A very famous result is that if \(\sigma\in S_3\) is any \(3\)-letter permutation, then the number of \(n\)-letter permutations which avoid \(\sigma\) is counted by the catalan numbers \(C_n\), which is pretty cool!
Here’s a proof for \(\sigma=231\) (you can check the other \(5\) cases yourself, at least one is immediate by symmetry)
So here’s the proof: Let \(\pi\in S_n\) be a \(231\)-avoiding permutation. Then, the corresponding Dyck path will return to height \(0\) for the first time after exactly \(2\pi_1\) steps. Now you recursively find the segment before the return, and recursively find the segment after the return.
Basically, the key to note is that after you fix \(\pi_1\) then you have to deal with everything less than \(\pi_1\) before dealing with anything larger than \(\pi_1\), because once you leave the below \(\pi_1\) teritory, you can’t return. ever.
another neat problem; unrelated
Let \(F_n\) denote the \(n\)-th fibonacci number. Then: \[F_{2n}^2 +1 = F_{2n+2}F_{2n-2}.\]

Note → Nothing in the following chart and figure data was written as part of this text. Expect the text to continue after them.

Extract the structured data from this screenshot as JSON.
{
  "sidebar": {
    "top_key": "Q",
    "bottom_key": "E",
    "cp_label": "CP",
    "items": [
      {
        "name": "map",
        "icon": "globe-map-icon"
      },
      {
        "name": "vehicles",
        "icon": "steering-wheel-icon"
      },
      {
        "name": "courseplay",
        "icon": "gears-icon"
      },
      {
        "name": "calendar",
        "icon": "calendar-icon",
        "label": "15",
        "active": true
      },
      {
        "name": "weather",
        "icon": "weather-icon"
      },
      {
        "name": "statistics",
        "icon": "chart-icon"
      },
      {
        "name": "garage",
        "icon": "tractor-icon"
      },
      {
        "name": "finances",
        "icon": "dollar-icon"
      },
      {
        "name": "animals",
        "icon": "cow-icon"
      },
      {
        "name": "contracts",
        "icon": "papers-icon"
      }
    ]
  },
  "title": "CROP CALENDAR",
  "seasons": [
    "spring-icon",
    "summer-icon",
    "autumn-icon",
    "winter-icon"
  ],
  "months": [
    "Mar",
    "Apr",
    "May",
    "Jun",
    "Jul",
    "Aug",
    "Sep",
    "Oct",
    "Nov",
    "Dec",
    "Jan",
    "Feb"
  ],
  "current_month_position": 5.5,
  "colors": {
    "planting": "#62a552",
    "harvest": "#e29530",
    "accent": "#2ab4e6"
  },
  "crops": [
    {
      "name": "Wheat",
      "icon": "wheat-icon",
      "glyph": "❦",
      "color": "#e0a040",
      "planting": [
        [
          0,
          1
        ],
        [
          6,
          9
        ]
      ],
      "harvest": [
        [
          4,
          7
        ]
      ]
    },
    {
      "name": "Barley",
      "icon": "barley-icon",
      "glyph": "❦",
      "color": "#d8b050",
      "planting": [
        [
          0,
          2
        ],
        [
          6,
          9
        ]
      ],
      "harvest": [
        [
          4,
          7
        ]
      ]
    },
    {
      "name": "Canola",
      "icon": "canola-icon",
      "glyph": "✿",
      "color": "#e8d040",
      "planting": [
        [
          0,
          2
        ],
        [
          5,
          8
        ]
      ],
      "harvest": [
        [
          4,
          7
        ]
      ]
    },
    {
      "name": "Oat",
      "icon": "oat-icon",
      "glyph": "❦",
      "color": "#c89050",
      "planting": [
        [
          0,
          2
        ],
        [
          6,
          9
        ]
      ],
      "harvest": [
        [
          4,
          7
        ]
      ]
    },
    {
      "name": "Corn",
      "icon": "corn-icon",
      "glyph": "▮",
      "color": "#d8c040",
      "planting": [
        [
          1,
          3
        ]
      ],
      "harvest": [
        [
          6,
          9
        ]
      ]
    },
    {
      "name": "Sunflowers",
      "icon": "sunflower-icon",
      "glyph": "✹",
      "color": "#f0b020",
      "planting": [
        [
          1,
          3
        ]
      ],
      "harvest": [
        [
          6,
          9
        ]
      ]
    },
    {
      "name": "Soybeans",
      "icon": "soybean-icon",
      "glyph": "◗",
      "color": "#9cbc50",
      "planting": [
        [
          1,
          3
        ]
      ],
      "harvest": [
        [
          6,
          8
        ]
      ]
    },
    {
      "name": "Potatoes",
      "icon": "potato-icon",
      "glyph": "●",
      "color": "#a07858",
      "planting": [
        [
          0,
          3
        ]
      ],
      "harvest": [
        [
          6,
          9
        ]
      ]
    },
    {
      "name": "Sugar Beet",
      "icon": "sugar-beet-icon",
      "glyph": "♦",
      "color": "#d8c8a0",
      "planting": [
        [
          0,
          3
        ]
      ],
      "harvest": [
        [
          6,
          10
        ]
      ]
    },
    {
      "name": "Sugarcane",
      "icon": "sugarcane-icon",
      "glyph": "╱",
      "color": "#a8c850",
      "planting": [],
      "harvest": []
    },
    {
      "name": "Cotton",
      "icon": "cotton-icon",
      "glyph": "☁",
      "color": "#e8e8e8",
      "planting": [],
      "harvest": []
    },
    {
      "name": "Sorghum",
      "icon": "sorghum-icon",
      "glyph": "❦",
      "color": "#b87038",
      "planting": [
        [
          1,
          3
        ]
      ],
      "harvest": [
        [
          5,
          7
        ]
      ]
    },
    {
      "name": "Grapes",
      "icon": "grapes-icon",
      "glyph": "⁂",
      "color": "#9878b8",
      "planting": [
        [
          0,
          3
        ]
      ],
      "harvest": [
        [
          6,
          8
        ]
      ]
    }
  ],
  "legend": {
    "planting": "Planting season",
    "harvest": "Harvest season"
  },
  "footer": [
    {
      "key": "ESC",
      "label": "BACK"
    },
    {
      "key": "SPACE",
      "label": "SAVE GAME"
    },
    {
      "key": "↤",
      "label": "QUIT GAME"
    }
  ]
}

some blog-y stuff: you know, this seems like a really easy problem. But as I like to say
you should try to do lots of problems and not worry too much about them being “too easy”. I didn’t really think it was a very easy problem, it took my a while to think of a solution. I don’t think the amount of time that it takes to solve is particularly relavant though. Really what it means to be a good mathematician is 1. you care about understanding things like this. even if it’s a simple problem, and not an original result or anything; 2. you are willing to persist and stuff. and not get upset about the process, but enjoy it. as I like to say “don’t become so obsessed with where you are going that you forget why you are going there” and forget to take some cool pictures on your way and get dominos. I mean yes, you shouldn’t try to take on too many problems at once either. But trying lots of problems is good.

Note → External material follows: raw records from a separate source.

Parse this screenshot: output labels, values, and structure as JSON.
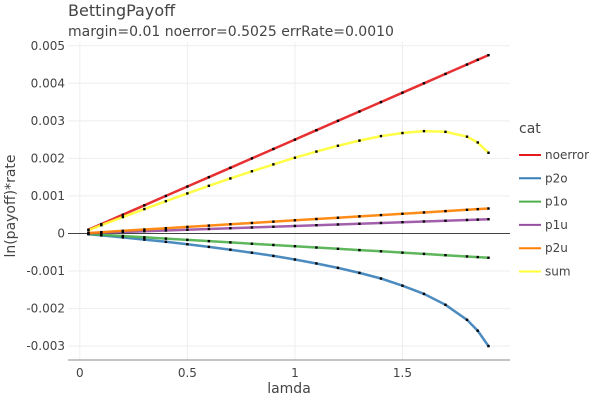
{
  "chart_data": {
    "type": "line",
    "title": "BettingPayoff",
    "subtitle": "margin=0.01 noerror=0.5025 errRate=0.0010",
    "xlabel": "lamda",
    "ylabel": "ln(payoff)*rate",
    "xlim": [
      -0.055,
      2.0
    ],
    "ylim": [
      -0.00337,
      0.0051
    ],
    "xticks": [
      "0",
      "0.5",
      "1",
      "1.5"
    ],
    "xtick_values": [
      0,
      0.5,
      1,
      1.5
    ],
    "yticks": [
      "0.005",
      "0.004",
      "0.003",
      "0.002",
      "0.001",
      "0",
      "-0.001",
      "-0.002",
      "-0.003"
    ],
    "ytick_values": [
      0.005,
      0.004,
      0.003,
      0.002,
      0.001,
      0,
      -0.001,
      -0.002,
      -0.003
    ],
    "grid": true,
    "markers": "black dots",
    "legend": {
      "title": "cat",
      "position": "right"
    },
    "x": [
      0.04,
      0.1,
      0.2,
      0.3,
      0.4,
      0.5,
      0.6,
      0.7,
      0.8,
      0.9,
      1.0,
      1.1,
      1.2,
      1.3,
      1.4,
      1.5,
      1.6,
      1.7,
      1.8,
      1.85,
      1.9
    ],
    "series": [
      {
        "name": "noerror",
        "color": "#e41a1c",
        "values": [
          0.0001,
          0.00025,
          0.0005,
          0.00075,
          0.001,
          0.00125,
          0.0015,
          0.00175,
          0.002,
          0.00225,
          0.0025,
          0.00275,
          0.003,
          0.00325,
          0.0035,
          0.00375,
          0.004,
          0.00425,
          0.0045,
          0.004625,
          0.00475
        ]
      },
      {
        "name": "p2o",
        "color": "#377eb8",
        "values": [
          -2e-05,
          -5.1e-05,
          -0.000105,
          -0.000163,
          -0.000223,
          -0.000288,
          -0.000357,
          -0.000431,
          -0.000511,
          -0.000598,
          -0.000693,
          -0.000799,
          -0.000916,
          -0.00105,
          -0.0012,
          -0.00139,
          -0.00161,
          -0.0019,
          -0.0023,
          -0.00259,
          -0.003
        ]
      },
      {
        "name": "p1o",
        "color": "#4daf4a",
        "values": [
          -1.36e-05,
          -3.4e-05,
          -6.8e-05,
          -0.000102,
          -0.000136,
          -0.00017,
          -0.000204,
          -0.000238,
          -0.000272,
          -0.000306,
          -0.00034,
          -0.000374,
          -0.000408,
          -0.000442,
          -0.000476,
          -0.00051,
          -0.000544,
          -0.000578,
          -0.000612,
          -0.000629,
          -0.000646
        ]
      },
      {
        "name": "p1u",
        "color": "#984ea3",
        "values": [
          8e-06,
          2e-05,
          4e-05,
          6e-05,
          8e-05,
          0.0001,
          0.00012,
          0.00014,
          0.00016,
          0.00018,
          0.0002,
          0.00022,
          0.00024,
          0.00026,
          0.00028,
          0.0003,
          0.00032,
          0.00034,
          0.00036,
          0.00037,
          0.00038
        ]
      },
      {
        "name": "p2u",
        "color": "#ff7f00",
        "values": [
          1.4e-05,
          3.5e-05,
          7e-05,
          0.000105,
          0.00014,
          0.000175,
          0.00021,
          0.000245,
          0.00028,
          0.000315,
          0.00035,
          0.000385,
          0.00042,
          0.000455,
          0.00049,
          0.000525,
          0.00056,
          0.000595,
          0.00063,
          0.000648,
          0.000665
        ]
      },
      {
        "name": "sum",
        "color": "#ffff33",
        "values": [
          8.8e-05,
          0.00022,
          0.000437,
          0.00065,
          0.000861,
          0.001067,
          0.001269,
          0.001466,
          0.001657,
          0.001841,
          0.002017,
          0.002182,
          0.002336,
          0.002473,
          0.002594,
          0.002675,
          0.002726,
          0.002707,
          0.002578,
          0.002424,
          0.00215
        ]
      }
    ]
  }
}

anyways that’s just what I like to say. But here’s the solution:
\(F_n\) counts the number of domino tilings of \(2\times n\) rectangle. If we do \(F_a\cdot F_b\) this is domino tilings of \(2\times (a+b)\) grid, except we ban a domino crossing the \(a\) line. So we just have to show a bijection between some sets of domino tilings of a \(2\times 4n\) grid, with different banned crossing lines. And we basically do this by just pushing the horizontal domino to the right and bumping out whatever’s in its place and then recursively repeating the bumping stuff.